SPD-Eberstadt kritisiert Sanierungsstau der Bauverein AG

Die SPD-Eberstadt kritisiert den weiterhin baufälligen Zustand eines Parkhauses, mit 200 Stellplätzen, der Bauverein AG in der Eberstädter Stresemannstraße. Dabei hat die Bauverein AG im letzten Oktober versprochen, das marode Objekt im März 2015 für 2,5 Millionen Euro zu sanieren. Passiert ist seitdem nichts.

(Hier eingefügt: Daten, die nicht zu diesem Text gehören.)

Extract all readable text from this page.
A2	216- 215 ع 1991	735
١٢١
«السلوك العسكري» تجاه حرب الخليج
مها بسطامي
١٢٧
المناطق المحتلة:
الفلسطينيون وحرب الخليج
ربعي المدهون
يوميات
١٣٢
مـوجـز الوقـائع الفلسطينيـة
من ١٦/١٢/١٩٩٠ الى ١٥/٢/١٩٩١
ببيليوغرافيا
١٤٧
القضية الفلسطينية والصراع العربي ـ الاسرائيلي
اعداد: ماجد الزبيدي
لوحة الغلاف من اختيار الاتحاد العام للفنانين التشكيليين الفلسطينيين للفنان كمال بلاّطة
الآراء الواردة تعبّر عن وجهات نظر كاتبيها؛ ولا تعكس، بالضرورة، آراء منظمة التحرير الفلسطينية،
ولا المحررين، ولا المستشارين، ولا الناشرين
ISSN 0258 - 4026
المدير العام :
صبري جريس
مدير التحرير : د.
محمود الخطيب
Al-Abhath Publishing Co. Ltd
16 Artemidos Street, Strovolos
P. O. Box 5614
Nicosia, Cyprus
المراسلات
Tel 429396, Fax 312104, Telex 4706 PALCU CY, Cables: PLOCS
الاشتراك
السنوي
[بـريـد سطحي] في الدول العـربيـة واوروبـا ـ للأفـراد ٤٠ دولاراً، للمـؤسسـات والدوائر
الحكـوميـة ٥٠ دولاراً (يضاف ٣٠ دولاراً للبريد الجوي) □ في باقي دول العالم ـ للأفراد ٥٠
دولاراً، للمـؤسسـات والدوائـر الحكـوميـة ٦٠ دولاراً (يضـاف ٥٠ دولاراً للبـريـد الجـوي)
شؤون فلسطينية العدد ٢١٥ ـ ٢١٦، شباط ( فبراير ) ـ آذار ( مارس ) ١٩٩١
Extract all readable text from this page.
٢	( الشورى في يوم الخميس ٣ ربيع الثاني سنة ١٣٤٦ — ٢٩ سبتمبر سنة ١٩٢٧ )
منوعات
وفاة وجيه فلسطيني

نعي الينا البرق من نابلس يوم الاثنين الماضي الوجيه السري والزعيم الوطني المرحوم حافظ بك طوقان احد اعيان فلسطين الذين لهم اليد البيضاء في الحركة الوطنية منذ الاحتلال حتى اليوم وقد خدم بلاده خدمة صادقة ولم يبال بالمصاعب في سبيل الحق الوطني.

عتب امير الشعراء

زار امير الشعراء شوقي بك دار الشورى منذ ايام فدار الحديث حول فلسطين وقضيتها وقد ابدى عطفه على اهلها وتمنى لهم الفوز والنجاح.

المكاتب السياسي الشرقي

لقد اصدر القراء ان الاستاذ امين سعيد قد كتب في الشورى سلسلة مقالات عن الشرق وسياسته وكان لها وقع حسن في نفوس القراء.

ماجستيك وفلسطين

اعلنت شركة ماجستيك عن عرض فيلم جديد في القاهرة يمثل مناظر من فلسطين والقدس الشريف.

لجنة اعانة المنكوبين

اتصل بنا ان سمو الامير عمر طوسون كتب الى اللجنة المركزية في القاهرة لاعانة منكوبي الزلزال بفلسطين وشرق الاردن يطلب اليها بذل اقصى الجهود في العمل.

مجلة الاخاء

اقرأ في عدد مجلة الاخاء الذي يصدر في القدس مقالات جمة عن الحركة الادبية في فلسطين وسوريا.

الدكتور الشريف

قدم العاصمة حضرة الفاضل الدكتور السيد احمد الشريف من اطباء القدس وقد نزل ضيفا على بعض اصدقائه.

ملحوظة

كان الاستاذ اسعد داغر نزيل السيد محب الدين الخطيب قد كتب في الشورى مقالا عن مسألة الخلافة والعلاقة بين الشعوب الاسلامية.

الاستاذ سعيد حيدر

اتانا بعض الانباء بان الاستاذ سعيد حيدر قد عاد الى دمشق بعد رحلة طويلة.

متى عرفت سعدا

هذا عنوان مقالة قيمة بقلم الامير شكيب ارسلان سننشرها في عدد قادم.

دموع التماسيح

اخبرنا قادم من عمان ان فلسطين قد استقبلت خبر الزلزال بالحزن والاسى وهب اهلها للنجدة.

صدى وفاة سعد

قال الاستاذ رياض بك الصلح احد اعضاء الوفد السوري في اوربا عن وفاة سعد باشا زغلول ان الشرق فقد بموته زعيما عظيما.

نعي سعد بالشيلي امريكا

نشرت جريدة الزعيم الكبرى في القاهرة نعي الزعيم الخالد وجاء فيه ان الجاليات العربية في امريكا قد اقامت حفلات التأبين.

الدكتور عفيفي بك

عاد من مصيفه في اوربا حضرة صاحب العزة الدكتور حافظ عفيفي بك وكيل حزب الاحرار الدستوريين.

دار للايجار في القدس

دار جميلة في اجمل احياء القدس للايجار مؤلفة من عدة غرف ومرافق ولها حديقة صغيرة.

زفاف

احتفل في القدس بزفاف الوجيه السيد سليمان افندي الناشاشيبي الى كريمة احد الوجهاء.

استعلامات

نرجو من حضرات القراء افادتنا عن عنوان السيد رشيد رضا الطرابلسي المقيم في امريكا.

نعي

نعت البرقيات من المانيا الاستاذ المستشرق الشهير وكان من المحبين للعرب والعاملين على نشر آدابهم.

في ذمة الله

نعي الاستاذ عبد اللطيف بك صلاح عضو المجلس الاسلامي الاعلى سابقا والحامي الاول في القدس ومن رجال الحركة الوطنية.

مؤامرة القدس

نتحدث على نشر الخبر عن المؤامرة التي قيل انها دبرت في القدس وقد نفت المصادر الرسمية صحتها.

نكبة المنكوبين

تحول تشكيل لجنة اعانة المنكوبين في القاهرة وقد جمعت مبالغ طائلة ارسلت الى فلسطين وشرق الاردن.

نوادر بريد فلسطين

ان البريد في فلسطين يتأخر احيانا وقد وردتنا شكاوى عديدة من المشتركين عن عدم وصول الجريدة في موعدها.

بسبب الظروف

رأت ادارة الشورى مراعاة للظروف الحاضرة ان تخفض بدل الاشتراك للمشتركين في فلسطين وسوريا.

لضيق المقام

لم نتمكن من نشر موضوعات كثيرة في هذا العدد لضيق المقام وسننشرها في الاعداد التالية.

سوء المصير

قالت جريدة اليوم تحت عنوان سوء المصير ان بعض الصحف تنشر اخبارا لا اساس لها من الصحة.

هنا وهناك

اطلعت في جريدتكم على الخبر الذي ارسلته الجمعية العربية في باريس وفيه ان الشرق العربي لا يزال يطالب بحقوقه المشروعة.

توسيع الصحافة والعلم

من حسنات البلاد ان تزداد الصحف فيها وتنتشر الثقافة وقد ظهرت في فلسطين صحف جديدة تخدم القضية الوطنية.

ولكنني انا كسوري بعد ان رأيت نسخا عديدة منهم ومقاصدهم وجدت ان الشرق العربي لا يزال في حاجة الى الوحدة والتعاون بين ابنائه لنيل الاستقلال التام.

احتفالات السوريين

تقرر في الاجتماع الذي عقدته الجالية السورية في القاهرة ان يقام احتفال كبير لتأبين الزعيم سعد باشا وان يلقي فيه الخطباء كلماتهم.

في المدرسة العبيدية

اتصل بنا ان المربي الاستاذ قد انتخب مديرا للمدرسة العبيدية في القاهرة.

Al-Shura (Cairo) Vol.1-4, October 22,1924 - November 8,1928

Noch immer sind die Anwohner durch Müll, Tropfwasser und aufgrund einer Teilsperrung von einer starken Parkplatznot geplagt.

Als sich die SPD-Eberstadt im Oktober 2014 mit rund 30 Bürgern und Anwohnern zu einem Ortstermin am Parkhaus in der Stresemannstraße getroffen hat, ist die Sache klar: Das zu den Wohnhäusern südlich der Stresemannstraße gehörende Parkhaus, betrieben durch die Bauverein AG, ist praktisch unbenutzbar geworden. Über 100 Parkplätze auf dem oberen Parkdeck sind zu diesem Zeitpunkt, aufgrund der Einsturzgefahr, schon seit einem Jahr gesperrt gewesen. Hinzu kommen Probleme durch bröckelnden Beton, Tropfwasser aus den Decken, defekte Abwasserpumpen, Müll und einen gefährlichen Zweirichtungsverkehr. Es ist sogar so weit gekommen, dass einzelne Mieter Plexiglasscheiben und Regenrinnen installiert haben, um das eindringende Wasser fernzuhalten. Schon im letzten Oktober kritisiert Stadtrat Gerhard Busch die seit Ende 2013 bestehende Parkplatznot: „Vor allem für Frauen ist es im Dunklen nicht hinnehmbar, über mehrere Blocks vom Auto zum Haus laufen zu müssen“.

Hoffnung ließ eine darauf folgende Presseankündigung des Bauvereins aufkommen. In dieser versprach das Hausverwaltungsunternehmen die Sanierung im März 2015. Jetzt im April 2015 fragen sich viele Betroffene, was aus der versprochenen Sanierung geworden sei: „Schon Ende März gingen die ersten Anrufe bei uns ein, ob denn nun endlich mit den Baumaßnahmen begonnen werde“, so Oliver Lott, Vorsitzender der SPD-Eberstadt. Dass der Druck groß sei, merke man an der Zahl der Anrufe und Mails, so Lott weiter. Leider konnte die SPD-Eberstadt in diesem Fall nur immer wieder auf die Versprechung des Bauvereins hinweisen, dass eine Sanierung geplant sei.

Damit dieser Zustand nicht weiter anhält wird Dagmar Metzger, Vorstandsmitglied der Eberstädter SPD, Kontakt mit dem Vorsitzenden der Bauverein AG, Dr. Braun, aufnehmen. Ebenso versuchen die Genossen durch eine aktive Öffentlichkeitsarbeit die Aufmerksamkeit auf das Problem zu lenken und somit die Entscheidungsträger zum Handeln zu bewegen. „Wir hoffen, dass es dieses Mal wirkt“, sind sich Busch und Lott einig und hoffen im Sinne der Anwohner das Thema nicht weiter im Auge behalten zu müssen.